Fuse wise - we have all heard the horor stories about replacing a fuse with a larger one because the smaller one keeps blowing. Paper clips, foil, even a .22 has been used to replace a fuse. And my understanding is, the .22 became so hot, it did explode, and the lead was found in the passengers leg.
We just want to be safe out there.

Good Luck.
enjoying the view from the saddle....... due mainly to the people and information found within this site
Reply
#6 07-25-2013, 07:54 AM,
Well, the problem has had a favourable solution.

Wingandaprayer. Thanks for the cheer up. And you were right. Someone with real knowledge did respond. A few, actually.

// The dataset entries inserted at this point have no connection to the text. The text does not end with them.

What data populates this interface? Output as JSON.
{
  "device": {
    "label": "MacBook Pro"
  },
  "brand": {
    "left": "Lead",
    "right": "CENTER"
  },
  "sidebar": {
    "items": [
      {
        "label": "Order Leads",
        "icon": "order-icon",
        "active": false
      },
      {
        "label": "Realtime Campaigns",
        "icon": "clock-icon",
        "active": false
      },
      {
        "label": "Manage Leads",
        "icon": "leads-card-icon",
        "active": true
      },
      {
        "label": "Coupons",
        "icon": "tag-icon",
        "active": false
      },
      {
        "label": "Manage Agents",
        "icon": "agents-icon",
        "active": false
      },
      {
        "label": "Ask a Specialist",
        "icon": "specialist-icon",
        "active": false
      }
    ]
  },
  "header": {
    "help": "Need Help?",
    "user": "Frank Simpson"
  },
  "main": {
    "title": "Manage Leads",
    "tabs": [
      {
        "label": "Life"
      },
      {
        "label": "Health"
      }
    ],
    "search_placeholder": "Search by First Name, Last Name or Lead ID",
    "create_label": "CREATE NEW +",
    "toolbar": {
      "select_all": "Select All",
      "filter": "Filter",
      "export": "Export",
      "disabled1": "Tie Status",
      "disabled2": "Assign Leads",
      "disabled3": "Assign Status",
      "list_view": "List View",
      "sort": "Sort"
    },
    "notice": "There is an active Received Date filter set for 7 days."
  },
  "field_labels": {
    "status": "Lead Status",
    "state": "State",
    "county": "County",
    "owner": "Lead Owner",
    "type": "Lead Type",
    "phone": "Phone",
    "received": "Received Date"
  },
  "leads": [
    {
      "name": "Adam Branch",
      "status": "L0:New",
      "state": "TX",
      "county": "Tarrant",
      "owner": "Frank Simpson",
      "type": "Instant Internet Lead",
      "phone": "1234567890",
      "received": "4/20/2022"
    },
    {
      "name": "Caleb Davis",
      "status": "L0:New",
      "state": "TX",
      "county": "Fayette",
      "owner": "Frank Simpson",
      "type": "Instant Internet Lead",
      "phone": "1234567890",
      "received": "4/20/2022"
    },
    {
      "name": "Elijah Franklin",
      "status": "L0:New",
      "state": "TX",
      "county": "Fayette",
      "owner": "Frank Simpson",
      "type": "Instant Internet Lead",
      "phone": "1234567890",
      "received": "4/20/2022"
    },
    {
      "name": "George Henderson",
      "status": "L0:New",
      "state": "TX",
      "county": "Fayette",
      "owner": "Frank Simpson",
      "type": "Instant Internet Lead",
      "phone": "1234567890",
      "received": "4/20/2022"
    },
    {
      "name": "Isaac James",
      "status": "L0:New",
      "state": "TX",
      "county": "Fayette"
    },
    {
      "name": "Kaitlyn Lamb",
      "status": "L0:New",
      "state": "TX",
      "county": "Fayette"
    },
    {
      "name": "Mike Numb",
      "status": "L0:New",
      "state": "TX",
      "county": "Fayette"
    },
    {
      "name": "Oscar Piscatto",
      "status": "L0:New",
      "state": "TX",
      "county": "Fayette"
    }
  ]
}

Bs175dths. Thanks for your input. The battery tested good several ways, but I didn’t have a hydrometer, so I never got to check that. But the battery has been replaced. After the circuit fault was repaired, what we did was swap it out with Sir Tricky’s & the bike cranked right over. I now have a new Odyssey. I did recheck the fuse spec, and you were right, it was 10A. That’s been rectified. The dogbone is fine, but I am going to do the conversion.

Thanks Neoracer. We checked those wires and connections.

So in the end it was the patient and methodical working through the connections by our Goldwing Guru, Sir Tricky. His mastery with the schematic and his experience prevailed. The fault was a broken connector in the circuit mentioned by Neoracer. We were able to salvage a used connector from Sir Tricky’s vast stockpile of spare parts and the problem is solved. Many many thanks to Sir Tricky. I am in your debt.

Thanks everyone who responded! www.gl1200goldwings.com ROCKS!